A review of the record reveals that the appellant executed a proper explanation of rights and plea of guilty form.   During the guilty plea hearing, the trial court engaged in a lengthy colloquy with the appellant;  in that colloquy the court explained the appellant's rights and ensured that the appellant's waiver of those rights was knowing and voluntary.   The appellant testified concerning the facts surrounding the charges against him, and the trial court determined that a factual basis for the guilty plea had been established.   The trial court advised the appellant of the range of punishment that could be imposed upon conviction, including the application of the Habitual Felony Offender Act, and the appellant stated that he understood the range of possible punishment.1  Thus, we agree with counsel's assertion that the appellant's claim that his due process rights were violated is without merit.

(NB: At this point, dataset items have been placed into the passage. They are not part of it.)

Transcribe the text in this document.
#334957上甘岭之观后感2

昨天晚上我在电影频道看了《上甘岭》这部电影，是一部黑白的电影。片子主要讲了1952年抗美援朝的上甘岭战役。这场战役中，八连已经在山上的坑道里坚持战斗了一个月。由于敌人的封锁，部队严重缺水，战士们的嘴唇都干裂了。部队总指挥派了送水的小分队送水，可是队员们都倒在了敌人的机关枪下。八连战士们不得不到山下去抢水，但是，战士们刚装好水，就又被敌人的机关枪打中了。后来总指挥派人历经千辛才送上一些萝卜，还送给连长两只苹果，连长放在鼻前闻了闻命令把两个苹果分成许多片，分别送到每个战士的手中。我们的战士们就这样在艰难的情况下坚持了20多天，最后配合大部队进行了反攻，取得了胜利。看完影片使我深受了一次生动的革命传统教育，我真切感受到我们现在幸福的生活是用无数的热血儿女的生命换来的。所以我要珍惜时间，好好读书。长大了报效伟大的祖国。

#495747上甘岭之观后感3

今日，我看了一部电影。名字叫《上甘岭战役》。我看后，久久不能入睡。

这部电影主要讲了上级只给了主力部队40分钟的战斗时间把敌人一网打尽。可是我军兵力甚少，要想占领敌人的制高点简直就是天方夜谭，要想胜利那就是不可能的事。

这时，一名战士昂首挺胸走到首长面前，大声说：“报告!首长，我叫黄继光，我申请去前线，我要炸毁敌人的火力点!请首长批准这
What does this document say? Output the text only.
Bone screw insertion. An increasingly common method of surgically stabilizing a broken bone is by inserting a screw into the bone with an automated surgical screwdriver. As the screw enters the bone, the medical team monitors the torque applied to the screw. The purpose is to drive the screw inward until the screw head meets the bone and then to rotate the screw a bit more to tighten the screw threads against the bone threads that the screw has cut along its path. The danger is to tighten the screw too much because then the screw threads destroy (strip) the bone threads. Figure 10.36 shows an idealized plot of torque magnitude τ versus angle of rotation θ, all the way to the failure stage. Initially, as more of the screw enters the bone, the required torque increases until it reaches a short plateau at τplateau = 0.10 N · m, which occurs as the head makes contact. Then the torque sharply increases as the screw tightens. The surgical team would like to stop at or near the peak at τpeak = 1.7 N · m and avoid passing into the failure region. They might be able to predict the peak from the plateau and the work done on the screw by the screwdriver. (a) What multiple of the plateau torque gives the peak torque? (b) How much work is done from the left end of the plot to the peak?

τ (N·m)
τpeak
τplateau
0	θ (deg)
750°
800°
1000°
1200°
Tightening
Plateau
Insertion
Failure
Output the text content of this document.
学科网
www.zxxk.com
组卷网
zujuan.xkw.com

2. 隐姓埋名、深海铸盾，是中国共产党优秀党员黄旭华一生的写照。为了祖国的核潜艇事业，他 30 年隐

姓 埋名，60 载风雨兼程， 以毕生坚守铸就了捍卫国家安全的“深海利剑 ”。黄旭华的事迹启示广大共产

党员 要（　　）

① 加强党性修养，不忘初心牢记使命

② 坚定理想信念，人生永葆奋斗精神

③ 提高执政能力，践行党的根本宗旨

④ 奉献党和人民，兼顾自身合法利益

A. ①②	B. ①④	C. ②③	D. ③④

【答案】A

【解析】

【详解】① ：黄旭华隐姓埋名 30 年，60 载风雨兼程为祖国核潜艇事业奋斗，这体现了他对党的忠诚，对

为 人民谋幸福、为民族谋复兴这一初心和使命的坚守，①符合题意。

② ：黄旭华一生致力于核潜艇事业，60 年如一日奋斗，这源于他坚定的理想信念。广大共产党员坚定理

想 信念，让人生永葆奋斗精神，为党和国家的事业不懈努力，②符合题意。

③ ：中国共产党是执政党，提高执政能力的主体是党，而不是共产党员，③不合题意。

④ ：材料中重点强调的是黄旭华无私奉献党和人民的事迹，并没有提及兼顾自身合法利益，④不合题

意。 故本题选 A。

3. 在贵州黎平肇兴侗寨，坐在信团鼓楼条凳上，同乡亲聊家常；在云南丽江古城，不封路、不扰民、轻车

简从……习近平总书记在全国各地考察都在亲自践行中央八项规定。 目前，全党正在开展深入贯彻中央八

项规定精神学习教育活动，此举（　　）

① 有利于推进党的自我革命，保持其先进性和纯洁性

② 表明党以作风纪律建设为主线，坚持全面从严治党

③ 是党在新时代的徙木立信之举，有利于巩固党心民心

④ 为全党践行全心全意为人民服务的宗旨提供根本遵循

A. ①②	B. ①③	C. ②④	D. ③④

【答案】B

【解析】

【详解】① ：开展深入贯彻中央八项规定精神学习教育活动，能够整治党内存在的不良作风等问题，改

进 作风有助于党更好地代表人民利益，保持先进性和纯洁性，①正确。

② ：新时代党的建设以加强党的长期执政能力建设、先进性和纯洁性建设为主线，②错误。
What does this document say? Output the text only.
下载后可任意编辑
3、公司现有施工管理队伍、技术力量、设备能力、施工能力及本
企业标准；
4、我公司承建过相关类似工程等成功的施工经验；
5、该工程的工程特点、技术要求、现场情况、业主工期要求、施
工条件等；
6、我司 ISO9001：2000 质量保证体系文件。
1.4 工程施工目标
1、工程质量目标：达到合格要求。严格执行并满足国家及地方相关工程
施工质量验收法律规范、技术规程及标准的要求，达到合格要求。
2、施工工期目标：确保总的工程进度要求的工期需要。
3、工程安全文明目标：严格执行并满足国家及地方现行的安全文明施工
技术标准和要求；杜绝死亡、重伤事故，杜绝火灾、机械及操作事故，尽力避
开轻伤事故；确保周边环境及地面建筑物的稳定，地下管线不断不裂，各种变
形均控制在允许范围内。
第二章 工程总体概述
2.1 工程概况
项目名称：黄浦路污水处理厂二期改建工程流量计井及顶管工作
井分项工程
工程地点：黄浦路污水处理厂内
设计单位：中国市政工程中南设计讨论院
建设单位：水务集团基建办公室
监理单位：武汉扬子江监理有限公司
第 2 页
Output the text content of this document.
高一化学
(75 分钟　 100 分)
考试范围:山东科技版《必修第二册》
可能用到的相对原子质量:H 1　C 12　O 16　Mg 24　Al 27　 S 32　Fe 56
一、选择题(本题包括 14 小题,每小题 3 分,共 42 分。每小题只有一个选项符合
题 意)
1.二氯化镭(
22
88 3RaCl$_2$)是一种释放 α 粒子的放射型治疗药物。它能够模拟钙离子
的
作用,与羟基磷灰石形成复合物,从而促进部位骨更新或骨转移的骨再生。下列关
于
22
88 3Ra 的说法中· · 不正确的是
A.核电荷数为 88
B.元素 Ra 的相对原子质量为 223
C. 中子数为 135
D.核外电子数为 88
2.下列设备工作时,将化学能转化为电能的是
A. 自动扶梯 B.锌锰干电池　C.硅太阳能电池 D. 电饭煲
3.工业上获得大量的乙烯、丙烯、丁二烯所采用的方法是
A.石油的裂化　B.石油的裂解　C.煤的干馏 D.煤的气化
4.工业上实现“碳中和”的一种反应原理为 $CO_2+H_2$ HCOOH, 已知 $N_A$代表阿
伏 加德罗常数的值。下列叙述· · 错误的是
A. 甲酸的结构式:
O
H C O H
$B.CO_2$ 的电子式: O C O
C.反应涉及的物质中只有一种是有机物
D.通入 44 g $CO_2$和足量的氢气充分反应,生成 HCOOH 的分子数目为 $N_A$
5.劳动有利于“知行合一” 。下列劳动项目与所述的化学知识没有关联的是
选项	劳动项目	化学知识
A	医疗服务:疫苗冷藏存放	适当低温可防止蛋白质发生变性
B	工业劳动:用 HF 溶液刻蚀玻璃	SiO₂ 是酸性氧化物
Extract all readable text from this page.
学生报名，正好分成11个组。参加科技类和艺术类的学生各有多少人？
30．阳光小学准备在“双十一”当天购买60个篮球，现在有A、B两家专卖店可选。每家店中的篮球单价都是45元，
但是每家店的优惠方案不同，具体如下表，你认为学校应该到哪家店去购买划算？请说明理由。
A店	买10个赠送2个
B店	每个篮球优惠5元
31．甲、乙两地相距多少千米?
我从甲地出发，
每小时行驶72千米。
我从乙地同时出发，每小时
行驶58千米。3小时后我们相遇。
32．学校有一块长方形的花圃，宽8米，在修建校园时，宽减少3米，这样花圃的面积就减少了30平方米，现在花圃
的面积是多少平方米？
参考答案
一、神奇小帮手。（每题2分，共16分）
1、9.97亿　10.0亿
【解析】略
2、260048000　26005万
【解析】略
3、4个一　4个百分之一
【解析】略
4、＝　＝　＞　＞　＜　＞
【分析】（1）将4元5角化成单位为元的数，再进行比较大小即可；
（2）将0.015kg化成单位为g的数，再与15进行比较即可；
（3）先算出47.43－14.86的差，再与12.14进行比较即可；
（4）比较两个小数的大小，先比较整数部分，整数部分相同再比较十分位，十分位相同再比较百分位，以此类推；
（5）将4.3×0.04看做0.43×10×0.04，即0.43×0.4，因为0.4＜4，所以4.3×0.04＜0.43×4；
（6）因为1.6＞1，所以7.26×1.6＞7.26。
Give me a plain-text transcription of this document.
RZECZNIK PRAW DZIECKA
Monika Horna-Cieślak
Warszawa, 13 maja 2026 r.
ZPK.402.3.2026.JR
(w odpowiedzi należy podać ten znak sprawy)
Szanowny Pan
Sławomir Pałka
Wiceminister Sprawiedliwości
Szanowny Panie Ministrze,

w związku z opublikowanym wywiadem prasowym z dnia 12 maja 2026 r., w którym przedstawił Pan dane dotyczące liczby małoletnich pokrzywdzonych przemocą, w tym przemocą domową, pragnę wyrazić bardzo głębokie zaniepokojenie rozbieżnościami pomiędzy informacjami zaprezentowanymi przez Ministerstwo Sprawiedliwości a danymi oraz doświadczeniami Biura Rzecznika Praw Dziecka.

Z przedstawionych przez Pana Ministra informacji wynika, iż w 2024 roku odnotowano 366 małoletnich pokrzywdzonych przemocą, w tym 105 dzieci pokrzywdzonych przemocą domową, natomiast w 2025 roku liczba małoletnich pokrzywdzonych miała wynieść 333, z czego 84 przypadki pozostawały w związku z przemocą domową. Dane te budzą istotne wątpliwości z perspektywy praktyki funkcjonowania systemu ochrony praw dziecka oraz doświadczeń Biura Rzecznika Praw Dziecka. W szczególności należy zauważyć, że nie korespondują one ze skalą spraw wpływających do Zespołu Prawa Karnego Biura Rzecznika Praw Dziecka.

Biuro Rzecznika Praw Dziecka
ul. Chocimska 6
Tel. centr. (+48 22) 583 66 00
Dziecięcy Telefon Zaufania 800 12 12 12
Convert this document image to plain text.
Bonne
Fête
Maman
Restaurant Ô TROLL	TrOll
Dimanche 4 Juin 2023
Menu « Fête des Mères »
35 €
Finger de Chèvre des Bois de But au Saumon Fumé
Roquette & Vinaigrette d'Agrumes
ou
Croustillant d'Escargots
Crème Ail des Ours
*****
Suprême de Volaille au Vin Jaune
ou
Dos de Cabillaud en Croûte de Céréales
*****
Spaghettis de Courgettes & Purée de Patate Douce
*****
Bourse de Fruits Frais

Although the appellant did not raise this issue on appeal, his sentence of 12 months' imprisonment for third-degree criminal mischief exceeded the maximum prescribed by law.   The appellant was convicted pursuant to § 13A-7-23, Ala.Code 1975.   Third-degree criminal mischief is a Class B misdemeanor.  § 13A-7-23(b), Ala.Code 1975.   The sentencing range for a Class B misdemeanor is not more than six months.  § 13A-5-7(a)(2), Ala.Code 1975.

The appellant's sentence was excessive;  therefore, we must remand this case with the instructions that the trial court vacate the appellant's sentence for third-degree criminal mischief and hold a new sentencing hearing.   The trial court shall sentence the appellant in accordance with § 13A-5-7(a)(2), Ala.Code 1975, and this opinion.   The trial court shall take all necessary action to ensure that the circuit clerk makes due return to this court at the earliest possible time and within 56 days of the release of this opinion.   The return to remand shall include a new sentencing order and a transcript of the proceedings.

The appellant's convictions are affirmed, and the case is remanded for a new sentencing hearing.



1.   Although the trial court incorrectly informed the appellant of the sentencing range for third-degree criminal mischief, this error was to the appellant's benefit and resulted in a lesser sentence for this conviction.

FOOTNOTE.   Note from the reporter of decisions: On February 4, 2000, on return to remand, the Court of Criminal Appeals affirmed, without opinion.

FRY, Judge.

LONG, P.J., and McMILLAN, COBB, and BASCHAB, JJ., concur.